Görünürlük arzusu, günümüzde kültürel mekanlara yönelimi artırıyor mu? Özellikle gençler, müzeleri sergileri keşfetmekten çok, sosyal medya içerikleri üretmek için mi ziyaret ediyor? Bu dönüşümü ve ardındaki sosyolojik dinamikleri İletişimci Sosyolog Betül Şatır, TRT Haber’e anlattı.


Sanatla kurulan bağın yerini selfie (özçekim) kültürünün alıp almadığına ilişkin soruyu yanıtlayan Betül Şatır, bu yaklaşımın sanatı sadece bir görsel arka plana dönüştürme riski taşıdığına dikkat çekti. Ancak bu durumun da doğru yönlendirmeyle anlam arayışına evrilebileceğini belirtti. Şatır, “Bu görsel temasın kalbe temas edecek şekilde derinleşebilmesine bir yol bulabilmek önemli” vurgusunu yaptı.

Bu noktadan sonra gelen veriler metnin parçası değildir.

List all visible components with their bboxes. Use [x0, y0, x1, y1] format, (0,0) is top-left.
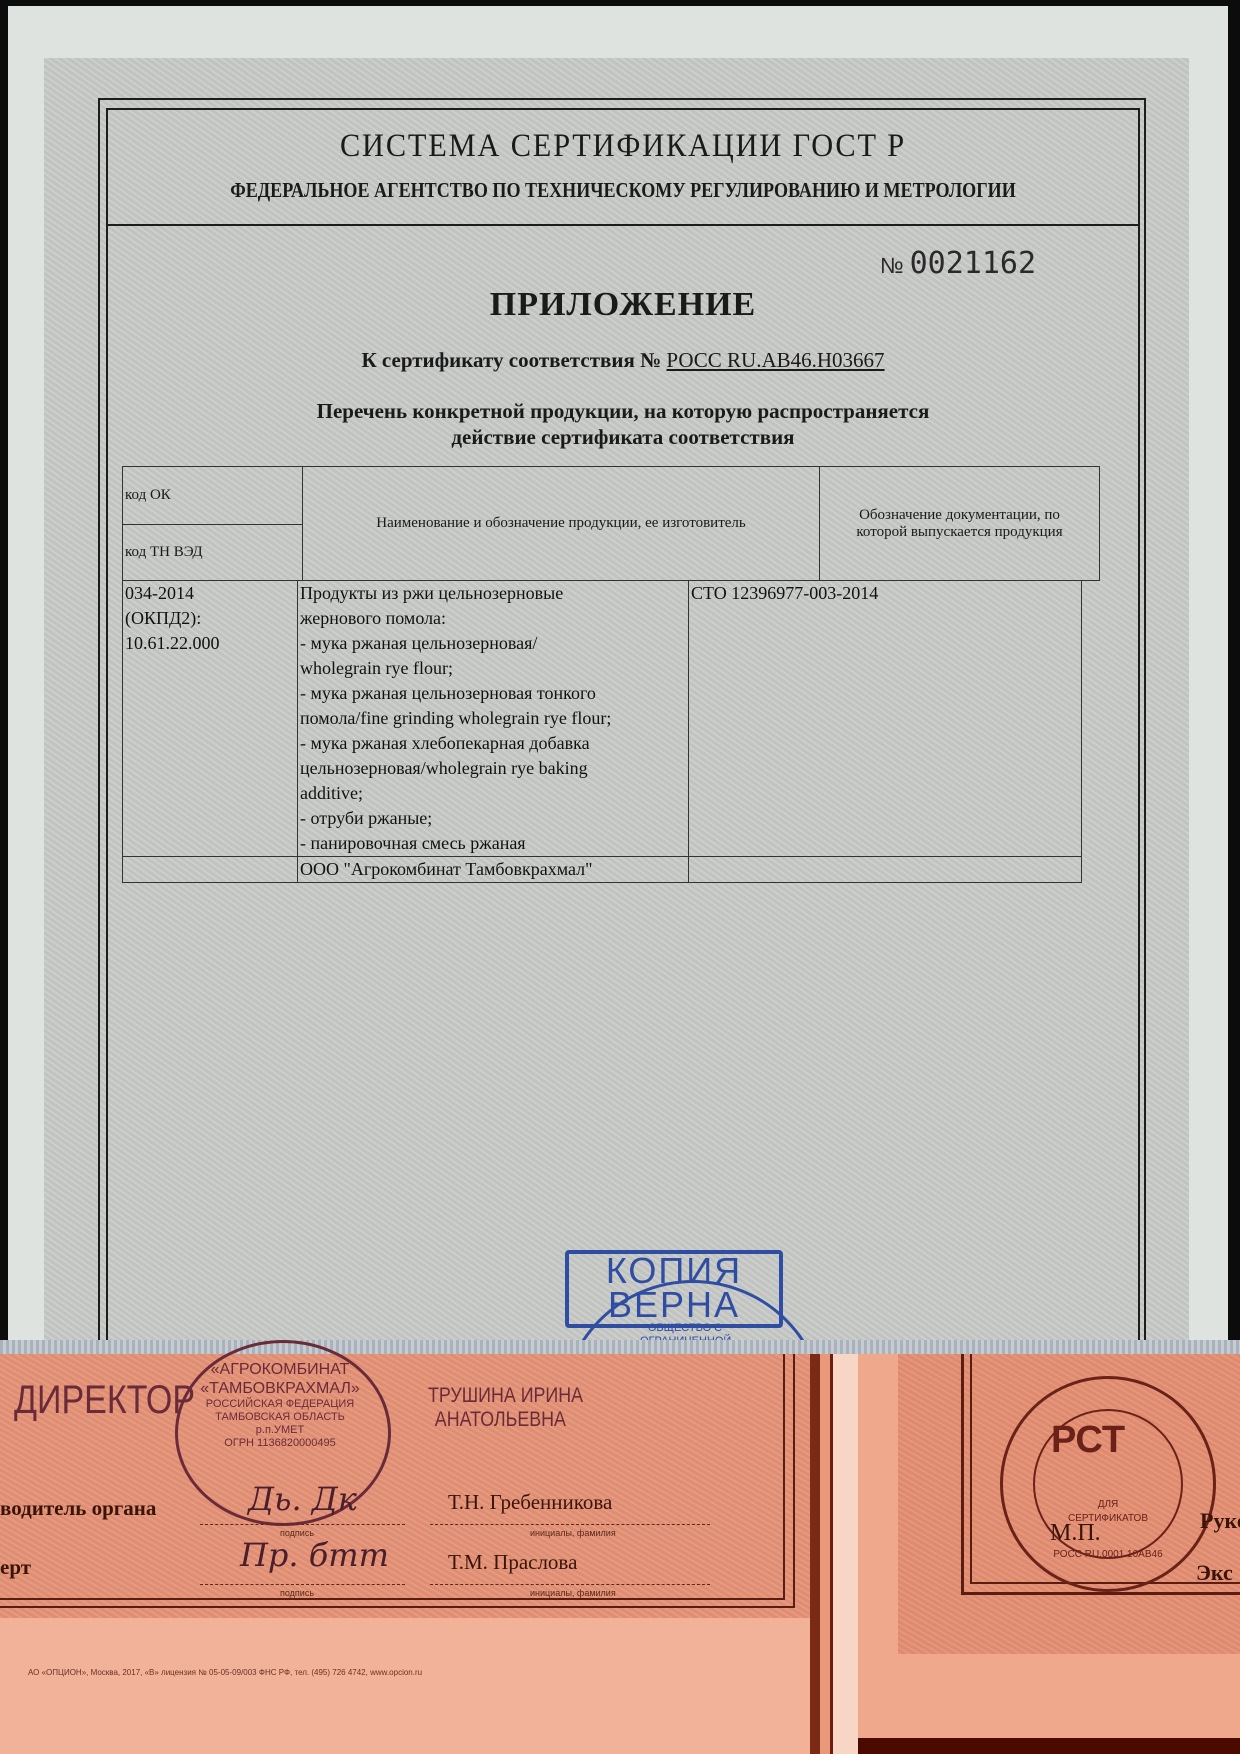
head-name-caption: инициалы, фамилия — [530, 1528, 616, 1538]
printer-footnote: АО «ОПЦИОН», Москва, 2017, «В» лицензия … — [28, 1668, 422, 1677]
head-signature: Дь. Дк — [248, 1480, 357, 1518]
product-line: - отруби ржаные; — [300, 806, 688, 831]
copy-stamp-line2: ВЕРНА — [569, 1288, 779, 1322]
head-name-line — [430, 1524, 710, 1525]
scan-glitch-band — [0, 1340, 1240, 1354]
list-title: Перечень конкретной продукции, на котору… — [106, 398, 1140, 450]
product-line: - мука ржаная хлебопекарная добавка — [300, 731, 688, 756]
company-seal-line5: р.п.УМЕТ — [185, 1424, 375, 1437]
table-row: ООО "Агрокомбинат Тамбовкрахмал" — [123, 857, 1082, 883]
company-seal-line3: РОССИЙСКАЯ ФЕДЕРАЦИЯ — [185, 1398, 375, 1411]
head-label: водитель органа — [0, 1496, 156, 1521]
director-label: ДИРЕКТОР — [14, 1378, 195, 1423]
header-product-name: Наименование и обозначение продукции, ее… — [303, 467, 820, 581]
product-line: wholegrain rye flour; — [300, 656, 688, 681]
expert-signature-caption: подпись — [280, 1588, 314, 1598]
header-code-ok: код ОК — [123, 467, 303, 525]
director-name-line2: АНАТОЛЬЕВНА — [428, 1408, 583, 1432]
certificate-ref-label: К сертификату соответствия № — [361, 348, 661, 372]
expert-name: Т.М. Праслова — [448, 1550, 577, 1575]
agency-title: ФЕДЕРАЛЬНОЕ АГЕНТСТВО ПО ТЕХНИЧЕСКОМУ РЕ… — [178, 178, 1067, 203]
certification-body-seal: РСТ ДЛЯ СЕРТИФИКАТОВ РОСС RU.0001.10АВ46 — [1000, 1376, 1216, 1592]
expert-signature: Пр. бтт — [240, 1536, 389, 1574]
company-seal-line2: «ТАМБОВКРАХМАЛ» — [185, 1379, 375, 1398]
company-seal-line1: «АГРОКОМБИНАТ — [185, 1360, 375, 1379]
copy-certified-stamp: КОПИЯ ВЕРНА — [565, 1250, 783, 1328]
expert-signature-line — [200, 1584, 405, 1585]
head-name: Т.Н. Гребенникова — [448, 1490, 612, 1515]
number-symbol: № — [880, 253, 904, 278]
company-seal-text: «АГРОКОМБИНАТ «ТАМБОВКРАХМАЛ» РОССИЙСКАЯ… — [185, 1360, 375, 1450]
products-table: 034-2014(ОКПД2):10.61.22.000 Продукты из… — [122, 580, 1082, 883]
cert-seal-for: ДЛЯ — [1003, 1499, 1213, 1510]
product-line: цельнозерновая/wholegrain rye baking — [300, 756, 688, 781]
product-line: - мука ржаная цельнозерновая тонкого — [300, 681, 688, 706]
director-name: ТРУШИНА ИРИНА АНАТОЛЬЕВНА — [428, 1384, 583, 1432]
director-name-line1: ТРУШИНА ИРИНА — [428, 1384, 583, 1408]
header-documentation: Обозначение документации, по которой вып… — [820, 467, 1100, 581]
products-table-header: код ОК Наименование и обозначение продук… — [122, 466, 1100, 581]
page-gap — [830, 1354, 861, 1754]
head-signature-line — [200, 1524, 405, 1525]
code-line: 10.61.22.000 — [125, 631, 297, 656]
code-line: (ОКПД2): — [125, 606, 297, 631]
rst-logo-icon: РСТ — [1051, 1419, 1125, 1462]
expert-label: ерт — [0, 1555, 31, 1580]
copy-stamp-line1: КОПИЯ — [569, 1254, 779, 1288]
cell-code: 034-2014(ОКПД2):10.61.22.000 — [123, 581, 298, 857]
product-line: - панировочная смесь ржаная — [300, 831, 688, 856]
product-line: помола/fine grinding wholegrain rye flou… — [300, 706, 688, 731]
expert-name-line — [430, 1584, 710, 1585]
certificate-ref-number: РОСС RU.АВ46.Н03667 — [666, 348, 884, 372]
cell-product: Продукты из ржи цельнозерновыежернового … — [298, 581, 689, 857]
cell-code — [123, 857, 298, 883]
header-box — [106, 108, 1140, 226]
form-number-value: 0021162 — [910, 246, 1036, 281]
cert-seal-certs: СЕРТИФИКАТОВ — [1003, 1513, 1213, 1524]
right-expert-label: Экс — [1196, 1560, 1233, 1586]
table-row: 034-2014(ОКПД2):10.61.22.000 Продукты из… — [123, 581, 1082, 857]
header-code-tn-ved: код ТН ВЭД — [123, 525, 303, 581]
appendix-title: ПРИЛОЖЕНИЕ — [106, 286, 1140, 324]
list-title-line1: Перечень конкретной продукции, на котору… — [106, 398, 1140, 424]
product-line: Продукты из ржи цельнозерновые — [300, 581, 688, 606]
right-head-label: Руко — [1200, 1508, 1240, 1534]
cell-documentation — [689, 857, 1082, 883]
company-seal-ogrn: ОГРН 1136820000495 — [185, 1437, 375, 1450]
company-seal-line4: ТАМБОВСКАЯ ОБЛАСТЬ — [185, 1411, 375, 1424]
list-title-line2: действие сертификата соответствия — [106, 424, 1140, 450]
cell-manufacturer: ООО "Агрокомбинат Тамбовкрахмал" — [298, 857, 689, 883]
cert-seal-code: РОСС RU.0001.10АВ46 — [1003, 1549, 1213, 1560]
product-line: - мука ржаная цельнозерновая/ — [300, 631, 688, 656]
system-title: СИСТЕМА СЕРТИФИКАЦИИ ГОСТ Р — [147, 128, 1098, 165]
code-line: 034-2014 — [125, 581, 297, 606]
form-number: №0021162 — [880, 246, 1036, 281]
expert-name-caption: инициалы, фамилия — [530, 1588, 616, 1598]
seal-place-label: М.П. — [1050, 1520, 1101, 1547]
product-line: additive; — [300, 781, 688, 806]
certificate-reference: К сертификату соответствия № РОСС RU.АВ4… — [106, 348, 1140, 373]
cell-documentation: СТО 12396977-003-2014 — [689, 581, 1082, 857]
product-line: жернового помола: — [300, 606, 688, 631]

“Görünürlükle başlayan yolculuk, deneyime dönüşebilir”


Gençlerde görünür olma arzusunun, sanatı deneyimleme ihtiyacının önüne geçebildiğini belirten Şatır, bu iki kavramın birbirine zıt değil, dönüşebilir olduğunu söyledi. Gençlerin estetiğe açık bir kuşak olduğunu ifade eden Şatır, “Mesele bu ilgiyi yüzeyde bırakmamak” dedi.


Sosyal medya sanatı yaygınlaştırıyor ama yüzeyselleştirebilir


Şatır, sosyal medyanın sanatı yaygınlaştırmak için bir fırsat sunsa da onu hızlı tüketilen bir meta haline de getirebileceğini söyledi. 


“Sanat, bir ‘anı yakalama’ nesnesi olmaktan çıkarıldığında gerçek etkisini gösterebilir. Ancak bu platformlar aracılığıyla bir farkındalık başlatmak da mümkündür. Mühim olan, sanatın görselliğinin ardında saklı olan ruhu görebilmeyi teşvik etmektir.”


Bir sanat eserinin yalnızca fotoğraf karesi fonuna dönüşmesinin anlam kaybı yaratabileceğini vurgulayan Sosyolog Şatır, “Sanat sadece gözle değil, gönülle temas ister” ifadesini kullandı. Ona göre sanat, doğru bir yaklaşımla bir keşfin başlangıcına dönüşebilir.


 

“Dijital kültür, bireyi sürekli şimdiye, hızlıya ve paylaşılabilir olana yöneltiyor. Anı yakalamak bu çağın refleksi; ancak bu refleksin altında derin bir iz bırakma arzusu da gizli. İnsan hâlâ hakikate susamış; sadece bunu ifade biçimleri değişti. Derin bağ, ancak durmayı ve anlamayı yeniden öğrenmekle kurulabilir.”

İletişimci Sosyolog Betül Şatır


 


Şatır, bu davranışın sadece genç kuşağa ait olmadığını vurgulayarak, “Dijital çağın sunduğu imkânlar tüm bireylerde benzer davranışları tetikliyor” dedi. Görünürlük arzusunun çağdaş bireyin varlığını ispat etme biçimi olduğuna işaret etti.

Müzeler fotoğraf durağı mı?


“Dijital alışkanlıklar kalıcı bir kültürel dönüşüm başlatıyor”


Müzelerin gençleri sanata yönlendirmek için sadece bilgi aktaran değil, duygu ve ruhu besleyen deneyim alanlarına dönüşmesi gerektiğini belirten Betül Şatır, “Anlam odaklı anlatılar ve hikâye temelli küratörlük yaklaşımları etkili olabilir” ifadelerini kullandı.




Sosyolog Şatır, dijital alışkanlıkların geçici değil, kültürel yapıyı dönüştüren etkiler oluşturduğunu belirterek, “Kalıcılık, dijital olanın nasıl ve neyle doldurulduğuna bağlı” değerlendirmesinde bulundu.


Gençlerin sanatla daha derin bağ kurabilmesi için eğitim sisteminde ve sosyal yaşamda estetik duyarlılığı artıran, hikmet ve anlam odaklı içeriklere ihtiyaç olduğunu belirten İletişimci Sosyolog Betül Şatır, “Her şeyin hızla tüketildiği bu çağda, ‘dur ve düşün’ çağrısı yapan alanlara ihtiyacımız var” dedi.